Jarrad proud to be a volunteer firefighter

Published on LEUT Gary McHugh (author), CPOIS Damian Pawlenko (photographer)

Leading Seaman Maritime Logistics-Supply Chain Jarrad Tierney with some of his fire-fighting uniform at Fleet Base West in Western Australia. Leading Seaman Tierney has been a volunteer fire fighter since 1994 and is a member of the State Wide Operational Response Division. (photo: CPOIS Damian Pawlenko)
Leading Seaman Maritime Logistics-Supply Chain Jarrad Tierney with some of his fire-fighting uniform at Fleet Base West in Western Australia. Leading Seaman Tierney has been a volunteer fire fighter since 1994 and is a member of the State Wide Operational Response Division.

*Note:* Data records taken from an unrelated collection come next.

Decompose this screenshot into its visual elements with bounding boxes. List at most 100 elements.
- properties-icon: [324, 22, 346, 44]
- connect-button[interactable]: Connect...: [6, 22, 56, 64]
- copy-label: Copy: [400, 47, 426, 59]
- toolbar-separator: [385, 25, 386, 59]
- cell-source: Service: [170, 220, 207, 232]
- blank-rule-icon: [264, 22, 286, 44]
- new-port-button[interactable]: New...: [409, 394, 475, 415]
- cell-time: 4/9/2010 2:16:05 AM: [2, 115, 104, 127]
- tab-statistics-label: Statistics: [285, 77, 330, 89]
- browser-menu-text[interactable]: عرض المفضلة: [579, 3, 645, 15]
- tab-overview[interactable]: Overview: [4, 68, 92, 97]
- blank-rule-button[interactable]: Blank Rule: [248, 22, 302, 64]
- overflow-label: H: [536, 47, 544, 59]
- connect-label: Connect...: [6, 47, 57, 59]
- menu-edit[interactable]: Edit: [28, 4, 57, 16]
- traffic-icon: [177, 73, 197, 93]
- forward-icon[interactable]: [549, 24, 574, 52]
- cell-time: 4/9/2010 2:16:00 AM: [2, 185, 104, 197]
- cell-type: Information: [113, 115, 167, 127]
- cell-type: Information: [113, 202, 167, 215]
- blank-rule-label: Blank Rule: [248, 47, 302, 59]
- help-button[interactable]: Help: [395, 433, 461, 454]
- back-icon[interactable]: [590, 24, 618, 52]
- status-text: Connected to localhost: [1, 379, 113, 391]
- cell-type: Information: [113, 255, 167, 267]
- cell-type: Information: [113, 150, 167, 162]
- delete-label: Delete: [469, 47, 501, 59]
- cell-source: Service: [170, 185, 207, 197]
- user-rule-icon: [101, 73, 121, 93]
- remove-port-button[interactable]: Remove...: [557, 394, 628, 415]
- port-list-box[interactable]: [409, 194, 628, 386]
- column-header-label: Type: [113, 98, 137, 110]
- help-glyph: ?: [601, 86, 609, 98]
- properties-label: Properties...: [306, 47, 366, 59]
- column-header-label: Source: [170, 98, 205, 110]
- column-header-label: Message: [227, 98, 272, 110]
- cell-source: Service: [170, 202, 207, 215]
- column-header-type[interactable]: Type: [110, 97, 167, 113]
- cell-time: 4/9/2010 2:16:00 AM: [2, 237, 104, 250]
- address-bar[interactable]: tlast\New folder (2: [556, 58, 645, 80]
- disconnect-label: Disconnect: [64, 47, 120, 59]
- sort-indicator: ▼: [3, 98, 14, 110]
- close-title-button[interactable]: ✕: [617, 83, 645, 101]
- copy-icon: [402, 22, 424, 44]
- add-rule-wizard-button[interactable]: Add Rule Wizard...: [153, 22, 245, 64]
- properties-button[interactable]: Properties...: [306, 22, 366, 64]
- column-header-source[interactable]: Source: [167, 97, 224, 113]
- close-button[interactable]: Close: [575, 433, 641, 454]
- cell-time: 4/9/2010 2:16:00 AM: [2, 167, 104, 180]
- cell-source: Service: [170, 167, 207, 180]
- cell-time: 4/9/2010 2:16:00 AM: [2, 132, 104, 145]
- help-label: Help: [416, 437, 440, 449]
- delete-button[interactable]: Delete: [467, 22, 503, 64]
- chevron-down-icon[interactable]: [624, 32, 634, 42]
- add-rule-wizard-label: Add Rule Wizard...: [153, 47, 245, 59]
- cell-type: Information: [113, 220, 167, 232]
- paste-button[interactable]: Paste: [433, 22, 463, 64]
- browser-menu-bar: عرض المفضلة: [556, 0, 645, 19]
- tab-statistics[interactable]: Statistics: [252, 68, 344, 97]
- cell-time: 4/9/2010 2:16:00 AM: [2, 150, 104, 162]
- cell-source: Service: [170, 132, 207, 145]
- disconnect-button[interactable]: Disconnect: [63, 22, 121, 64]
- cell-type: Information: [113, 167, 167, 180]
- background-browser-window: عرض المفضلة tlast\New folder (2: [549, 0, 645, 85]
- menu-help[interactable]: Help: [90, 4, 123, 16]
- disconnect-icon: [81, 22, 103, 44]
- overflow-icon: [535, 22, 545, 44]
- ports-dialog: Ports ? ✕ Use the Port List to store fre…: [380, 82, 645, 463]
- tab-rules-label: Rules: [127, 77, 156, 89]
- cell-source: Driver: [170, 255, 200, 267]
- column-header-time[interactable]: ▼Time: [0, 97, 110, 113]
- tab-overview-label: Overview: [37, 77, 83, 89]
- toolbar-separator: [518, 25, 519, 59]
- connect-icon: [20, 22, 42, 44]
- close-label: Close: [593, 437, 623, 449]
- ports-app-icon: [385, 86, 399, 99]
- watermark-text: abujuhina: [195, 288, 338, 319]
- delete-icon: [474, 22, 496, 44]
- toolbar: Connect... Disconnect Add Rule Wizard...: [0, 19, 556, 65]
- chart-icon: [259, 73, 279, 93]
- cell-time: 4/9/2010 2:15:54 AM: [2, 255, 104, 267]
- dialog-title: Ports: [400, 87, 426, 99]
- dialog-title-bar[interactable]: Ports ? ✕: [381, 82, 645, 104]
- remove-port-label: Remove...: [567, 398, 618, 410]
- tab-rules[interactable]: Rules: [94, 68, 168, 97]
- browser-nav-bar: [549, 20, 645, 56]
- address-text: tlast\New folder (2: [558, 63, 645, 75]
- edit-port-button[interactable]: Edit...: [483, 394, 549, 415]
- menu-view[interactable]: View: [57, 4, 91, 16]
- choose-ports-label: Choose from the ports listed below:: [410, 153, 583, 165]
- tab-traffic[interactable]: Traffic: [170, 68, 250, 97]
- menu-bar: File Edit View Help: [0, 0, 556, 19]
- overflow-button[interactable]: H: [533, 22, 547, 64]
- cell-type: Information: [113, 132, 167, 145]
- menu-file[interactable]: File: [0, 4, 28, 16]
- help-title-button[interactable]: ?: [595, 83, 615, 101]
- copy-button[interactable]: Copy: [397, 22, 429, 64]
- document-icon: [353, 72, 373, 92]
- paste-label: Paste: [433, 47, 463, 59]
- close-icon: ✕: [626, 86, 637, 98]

When more than 100 devastating bushfires were ravaging large parts of Queensland in December last year, one of those risking their lives to fight them was a logistics sailor from HMAS Stirling.
 
Leading Seaman Maritime Logistics – Supply Chain Jarrad Tierney has been a volunteer firefighter since 1994, and is currently a member of the State Wide Operational Response Division.
 
During his time as a volunteer, Leading Seaman Tierney has battled dozens of bushfires, but he said the Queensland fires were particularly challenging because of the vast areas affected.
 
“We were operating in the areas of Mackay, Agnes Water, Captain Creek and Deepwater as part of the Western Australian Task Force,” he said.
 
“Our main job was to help locals and other interstate teams who were fighting the fires.
 
“Luckily, in Mackay a cyclone to the east bought some much-needed rain and that helped us bring the fires there under control, but we were then deployed to Captain Creek where uncontrolled fires were raging.”
 
Over the five days that Leading Seaman Tierney was in Queensland, the Western Australia contingent travelled more than 2500km across the State.
 
“We travelled as a taskforce in 12 brand new fire trucks that were brought out of the factory when the Queensland Government declared a state-of-emergency,” he said.
 
“Once the majority of the fires were brought under control our team flew back to Perth and we returned to our ‘day jobs’.”
 
Leading Seaman Tierney said he was extremely proud of his voluntary service and appreciated Navy allowing him to work with the fire service in times of emergency.
 
“The Navy has given me the opportunity to be involved in providing a valuable community service and my supervisors have been very understanding when I have needed time off to fulfil my volunteer fire fighter commitments,” he said.
 
Leading Seaman Tierney said he feels privileged to be a volunteer and encouraged other Navy members to step forward to lend a hand.